Our friends and rivals over at The Daily Telegraph have gotten their hands on an interesting document from the German government detailing its proposals for EU treaty change, and have helpfully posted it online (with an English translation by the Open Europe think thank).
Although the Telegraph focuses on its implications for Britain, there is a significant amount of detail on how Berlin would like to change eurozone economic governance, including yet another stab at enshrining bondholder “haircuts” in the EU treaties.
For those who haven’t followed the debate closely, there is now a closed-door fight going on about whether Greece really will be the only country that sees its bondholders pushed into losses – as the eurozone’s leaders have repeatedly insisted in their summit conclusions – or whether the bloc’s new €500bn rescue fund, which could come into place as early as next year, should allow for organised defaults.

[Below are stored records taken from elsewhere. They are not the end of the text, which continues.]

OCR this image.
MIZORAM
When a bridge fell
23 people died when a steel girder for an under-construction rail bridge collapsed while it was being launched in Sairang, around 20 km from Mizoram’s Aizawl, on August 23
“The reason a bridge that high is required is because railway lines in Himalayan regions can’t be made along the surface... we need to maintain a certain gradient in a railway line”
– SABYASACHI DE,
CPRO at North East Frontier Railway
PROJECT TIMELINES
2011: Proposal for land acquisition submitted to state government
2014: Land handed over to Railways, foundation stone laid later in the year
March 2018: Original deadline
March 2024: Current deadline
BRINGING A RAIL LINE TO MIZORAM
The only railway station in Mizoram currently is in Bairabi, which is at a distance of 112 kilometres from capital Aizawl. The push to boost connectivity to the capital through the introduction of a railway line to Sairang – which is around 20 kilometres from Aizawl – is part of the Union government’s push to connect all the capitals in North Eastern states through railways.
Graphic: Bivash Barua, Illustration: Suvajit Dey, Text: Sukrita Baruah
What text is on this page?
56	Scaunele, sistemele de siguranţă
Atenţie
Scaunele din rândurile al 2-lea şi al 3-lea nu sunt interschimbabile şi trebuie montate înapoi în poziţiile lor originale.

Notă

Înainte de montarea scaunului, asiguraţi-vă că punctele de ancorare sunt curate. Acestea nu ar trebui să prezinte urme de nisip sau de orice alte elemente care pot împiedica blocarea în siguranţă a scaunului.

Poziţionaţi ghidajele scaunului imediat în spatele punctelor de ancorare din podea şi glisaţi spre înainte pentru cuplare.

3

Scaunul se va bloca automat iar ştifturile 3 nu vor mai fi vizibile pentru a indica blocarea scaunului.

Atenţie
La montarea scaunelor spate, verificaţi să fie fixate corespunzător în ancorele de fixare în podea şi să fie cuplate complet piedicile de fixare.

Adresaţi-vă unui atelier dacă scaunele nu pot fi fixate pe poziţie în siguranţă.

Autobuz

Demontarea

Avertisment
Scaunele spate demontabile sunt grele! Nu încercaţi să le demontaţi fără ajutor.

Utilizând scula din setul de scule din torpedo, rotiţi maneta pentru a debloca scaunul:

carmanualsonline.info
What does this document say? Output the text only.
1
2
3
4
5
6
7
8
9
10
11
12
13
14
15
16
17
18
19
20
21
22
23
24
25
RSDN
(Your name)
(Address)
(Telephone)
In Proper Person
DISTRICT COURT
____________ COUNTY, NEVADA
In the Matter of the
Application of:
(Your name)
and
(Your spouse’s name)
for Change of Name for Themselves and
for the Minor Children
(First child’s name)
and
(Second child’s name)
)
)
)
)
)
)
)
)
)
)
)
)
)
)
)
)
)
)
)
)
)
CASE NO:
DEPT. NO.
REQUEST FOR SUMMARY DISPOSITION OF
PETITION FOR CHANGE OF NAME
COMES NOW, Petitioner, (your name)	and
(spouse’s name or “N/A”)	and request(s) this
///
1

Why is this a market moving event?
When broader default powers were mooted for the ESM at this time last year in a much-discussed agreement between France’s Nicolas Sarkozy and Germany’s Angela Merkel in the French seaside town of Deauville, bond markets swooned, sending Ireland and then Portugal into bail-outs. Days later, during a G20 meeting in Seoul, Merkel was forced to back down. But the issue clearly hasn’t died.
In other words, while everyone believes Germany has been boxed into a corner and has no choice but to relent on global demands to let the ECB do whatever France demands, Germany was making other plans all along. Such as having the opion to kick France out of the Eurozone if and when it so chooses.
Because after all, money talks. And in Europe, only Germany has the money.